Tom Griffin (London, OK):In the wake of Charles Clarke's attack on Gordon Brown last week, the weekend commentary evinced a widespread view that the Labour party is paralysed, doomed under Gordon Brown, but incapable of getting rid of him.
In the latest edition of Tribune, Labour MP Peter Kilfoyle underlines the difficulties:
The actual constitutional mechanisms covering prime ministerial resignations are unclear. What if Brown is forced out in favour of candidate A; goes to the Palace, but recommends candidate B as his successor? Worse still, what if the ex-Prime Minister believed the only way to pre-empt a messy succession campaign for the party in government was to recommend a dissolution of Parliament to the Queen?
These are pertinent questions because, unlike the Tories, Labour does not have a clear and efficient way of removing its leader. Our current system was designed precisely to deter a challenge to an incumbent. On the other hand, it had assumed an election when there was a vacancy. The unelected succession of Gordon Brown to replace Tony Blair ran counter to that assumption and weakens Brown’s position.

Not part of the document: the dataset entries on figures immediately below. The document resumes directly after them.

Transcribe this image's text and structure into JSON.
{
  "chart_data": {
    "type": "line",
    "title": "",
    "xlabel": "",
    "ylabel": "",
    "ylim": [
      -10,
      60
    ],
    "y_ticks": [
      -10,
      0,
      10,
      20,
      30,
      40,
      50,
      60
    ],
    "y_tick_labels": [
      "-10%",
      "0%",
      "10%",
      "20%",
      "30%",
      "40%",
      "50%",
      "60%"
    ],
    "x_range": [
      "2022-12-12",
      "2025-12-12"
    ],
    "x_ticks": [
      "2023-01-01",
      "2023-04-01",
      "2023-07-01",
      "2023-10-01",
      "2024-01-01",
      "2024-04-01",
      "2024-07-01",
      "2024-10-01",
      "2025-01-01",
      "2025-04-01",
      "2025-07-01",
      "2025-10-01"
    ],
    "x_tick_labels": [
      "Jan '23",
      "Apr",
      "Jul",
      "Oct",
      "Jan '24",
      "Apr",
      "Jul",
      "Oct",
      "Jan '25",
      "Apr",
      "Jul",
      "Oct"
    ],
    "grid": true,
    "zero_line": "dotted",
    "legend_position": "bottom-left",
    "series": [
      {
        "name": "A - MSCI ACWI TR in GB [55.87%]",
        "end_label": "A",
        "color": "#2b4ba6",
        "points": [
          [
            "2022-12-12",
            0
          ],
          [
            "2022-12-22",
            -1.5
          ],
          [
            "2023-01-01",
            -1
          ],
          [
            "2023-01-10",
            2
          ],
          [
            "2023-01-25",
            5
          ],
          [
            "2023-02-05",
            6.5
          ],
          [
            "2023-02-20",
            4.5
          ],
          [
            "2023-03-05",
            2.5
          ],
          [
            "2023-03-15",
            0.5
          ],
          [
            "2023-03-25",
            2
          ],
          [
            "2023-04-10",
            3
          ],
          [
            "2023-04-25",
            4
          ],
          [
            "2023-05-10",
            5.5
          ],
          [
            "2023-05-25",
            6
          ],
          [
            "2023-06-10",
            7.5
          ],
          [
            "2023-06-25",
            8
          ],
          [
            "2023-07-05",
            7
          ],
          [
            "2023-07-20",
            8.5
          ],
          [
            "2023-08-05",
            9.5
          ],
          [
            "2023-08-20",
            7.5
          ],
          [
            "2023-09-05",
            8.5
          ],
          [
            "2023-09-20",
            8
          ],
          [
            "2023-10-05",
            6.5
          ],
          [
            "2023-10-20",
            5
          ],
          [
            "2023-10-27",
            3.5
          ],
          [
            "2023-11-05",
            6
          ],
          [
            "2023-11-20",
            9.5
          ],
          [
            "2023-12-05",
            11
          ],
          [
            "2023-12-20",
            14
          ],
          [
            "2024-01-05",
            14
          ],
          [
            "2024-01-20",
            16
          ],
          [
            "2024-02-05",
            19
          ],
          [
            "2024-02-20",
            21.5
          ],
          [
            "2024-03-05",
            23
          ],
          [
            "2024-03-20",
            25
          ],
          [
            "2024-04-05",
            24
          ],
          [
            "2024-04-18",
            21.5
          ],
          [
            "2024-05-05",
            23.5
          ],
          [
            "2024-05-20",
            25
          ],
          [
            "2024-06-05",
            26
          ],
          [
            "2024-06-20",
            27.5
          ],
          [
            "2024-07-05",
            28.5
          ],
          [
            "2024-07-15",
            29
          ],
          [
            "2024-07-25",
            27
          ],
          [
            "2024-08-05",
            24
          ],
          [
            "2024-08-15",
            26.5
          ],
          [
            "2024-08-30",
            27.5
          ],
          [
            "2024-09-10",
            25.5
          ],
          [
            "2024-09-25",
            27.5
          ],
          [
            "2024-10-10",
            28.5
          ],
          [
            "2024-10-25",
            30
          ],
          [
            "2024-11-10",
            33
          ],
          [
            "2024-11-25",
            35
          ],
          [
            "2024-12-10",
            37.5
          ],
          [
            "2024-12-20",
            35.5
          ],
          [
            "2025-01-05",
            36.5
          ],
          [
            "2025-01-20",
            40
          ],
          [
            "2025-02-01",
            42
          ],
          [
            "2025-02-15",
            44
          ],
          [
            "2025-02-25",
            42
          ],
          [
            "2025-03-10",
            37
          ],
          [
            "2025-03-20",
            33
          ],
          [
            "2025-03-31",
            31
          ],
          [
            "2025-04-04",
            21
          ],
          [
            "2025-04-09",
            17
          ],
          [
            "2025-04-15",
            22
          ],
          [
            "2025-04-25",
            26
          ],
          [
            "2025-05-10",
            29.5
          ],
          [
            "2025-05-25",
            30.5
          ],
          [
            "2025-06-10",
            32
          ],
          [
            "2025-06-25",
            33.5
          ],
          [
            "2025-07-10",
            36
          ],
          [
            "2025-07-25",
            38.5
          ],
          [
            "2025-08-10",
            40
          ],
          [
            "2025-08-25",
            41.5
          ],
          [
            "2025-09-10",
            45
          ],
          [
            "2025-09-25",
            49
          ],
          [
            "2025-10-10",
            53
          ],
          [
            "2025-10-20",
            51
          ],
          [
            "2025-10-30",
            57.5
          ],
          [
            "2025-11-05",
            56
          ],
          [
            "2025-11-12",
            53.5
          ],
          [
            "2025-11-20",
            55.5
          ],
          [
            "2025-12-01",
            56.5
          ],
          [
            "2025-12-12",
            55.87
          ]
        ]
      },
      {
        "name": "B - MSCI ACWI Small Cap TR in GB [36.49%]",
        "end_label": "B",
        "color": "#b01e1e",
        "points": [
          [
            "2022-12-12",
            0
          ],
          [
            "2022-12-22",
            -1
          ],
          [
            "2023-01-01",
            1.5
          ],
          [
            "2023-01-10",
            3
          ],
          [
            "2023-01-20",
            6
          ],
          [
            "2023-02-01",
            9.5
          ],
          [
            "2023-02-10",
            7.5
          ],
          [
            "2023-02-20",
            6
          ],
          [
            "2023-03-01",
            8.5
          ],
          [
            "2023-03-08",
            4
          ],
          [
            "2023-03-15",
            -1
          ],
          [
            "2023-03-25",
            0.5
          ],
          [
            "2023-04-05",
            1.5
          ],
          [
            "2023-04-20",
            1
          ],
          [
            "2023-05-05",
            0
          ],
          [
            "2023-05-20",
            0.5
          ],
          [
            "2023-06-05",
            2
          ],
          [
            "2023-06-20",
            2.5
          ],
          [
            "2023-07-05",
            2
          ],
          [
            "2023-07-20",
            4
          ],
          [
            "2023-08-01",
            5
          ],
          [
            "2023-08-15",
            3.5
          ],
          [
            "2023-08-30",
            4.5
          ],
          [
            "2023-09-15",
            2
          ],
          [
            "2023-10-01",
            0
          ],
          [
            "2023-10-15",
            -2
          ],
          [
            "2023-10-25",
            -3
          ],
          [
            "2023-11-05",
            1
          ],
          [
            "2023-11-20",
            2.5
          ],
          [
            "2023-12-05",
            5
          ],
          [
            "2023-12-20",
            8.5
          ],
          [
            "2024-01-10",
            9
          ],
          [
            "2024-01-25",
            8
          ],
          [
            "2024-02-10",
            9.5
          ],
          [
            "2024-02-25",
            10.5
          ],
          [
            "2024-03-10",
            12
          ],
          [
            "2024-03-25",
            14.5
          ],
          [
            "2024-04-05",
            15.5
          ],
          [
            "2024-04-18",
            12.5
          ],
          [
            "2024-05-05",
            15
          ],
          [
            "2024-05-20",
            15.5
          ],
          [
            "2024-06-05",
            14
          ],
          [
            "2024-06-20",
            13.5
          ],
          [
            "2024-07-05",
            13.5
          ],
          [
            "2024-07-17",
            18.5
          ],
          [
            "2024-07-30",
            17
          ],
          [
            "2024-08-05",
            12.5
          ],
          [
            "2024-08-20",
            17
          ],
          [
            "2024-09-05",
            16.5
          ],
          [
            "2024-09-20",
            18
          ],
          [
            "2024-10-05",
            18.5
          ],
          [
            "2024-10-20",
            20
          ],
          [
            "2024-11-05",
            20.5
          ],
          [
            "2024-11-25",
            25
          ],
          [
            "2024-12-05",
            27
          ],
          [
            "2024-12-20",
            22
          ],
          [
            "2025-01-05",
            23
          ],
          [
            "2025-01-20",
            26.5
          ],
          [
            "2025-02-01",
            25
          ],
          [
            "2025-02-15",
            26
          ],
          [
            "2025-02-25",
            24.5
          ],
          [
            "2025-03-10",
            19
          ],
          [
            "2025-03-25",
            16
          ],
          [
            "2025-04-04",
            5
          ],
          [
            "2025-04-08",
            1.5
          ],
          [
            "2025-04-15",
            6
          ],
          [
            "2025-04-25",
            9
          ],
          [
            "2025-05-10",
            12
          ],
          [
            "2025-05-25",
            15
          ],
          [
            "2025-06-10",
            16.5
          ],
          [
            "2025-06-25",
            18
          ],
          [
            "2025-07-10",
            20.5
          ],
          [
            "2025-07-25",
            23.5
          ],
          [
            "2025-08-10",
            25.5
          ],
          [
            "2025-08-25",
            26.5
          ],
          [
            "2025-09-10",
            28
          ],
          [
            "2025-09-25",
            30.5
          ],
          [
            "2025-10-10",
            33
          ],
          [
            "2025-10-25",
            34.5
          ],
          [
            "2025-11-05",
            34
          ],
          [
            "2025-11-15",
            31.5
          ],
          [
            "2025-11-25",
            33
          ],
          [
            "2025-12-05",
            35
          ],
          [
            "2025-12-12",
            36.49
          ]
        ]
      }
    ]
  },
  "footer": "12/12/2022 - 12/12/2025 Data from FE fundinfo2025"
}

It is an interesting question what would happen if Gordon Brown asked for a dissolution under the circumstances Kilfoyle describes. The Queen's own website has this to say:
The Prime Minister of the day may request the Sovereign to grant a dissolution at any time. In normal circumstances, when a single-party government enjoys a majority in the House of Commons, the Sovereign would not refuse, for the government would then resign and the Sovereign would be unable to find an alternative government capable of commanding the confidence of the Commons.
This of course does not quite cover the situation. If Gordon Brown called for a dissolution in the face of a parliamentary groundswell against him, it would not necessarily be clear that there was not another figure capable of commanding the confidence of the Commons. The Queen might choose to emulate George V, who refused Stanley Baldwin a dissolution in January 1924, instead calling on Ramsay MacDonald to form the first Labour Government. Or of course she might not.
Given the vagaries of Britain's unwritten constitution, Kilfoyle's scenario would be a rare opportunity for a decisive display of the personal power of the monarch.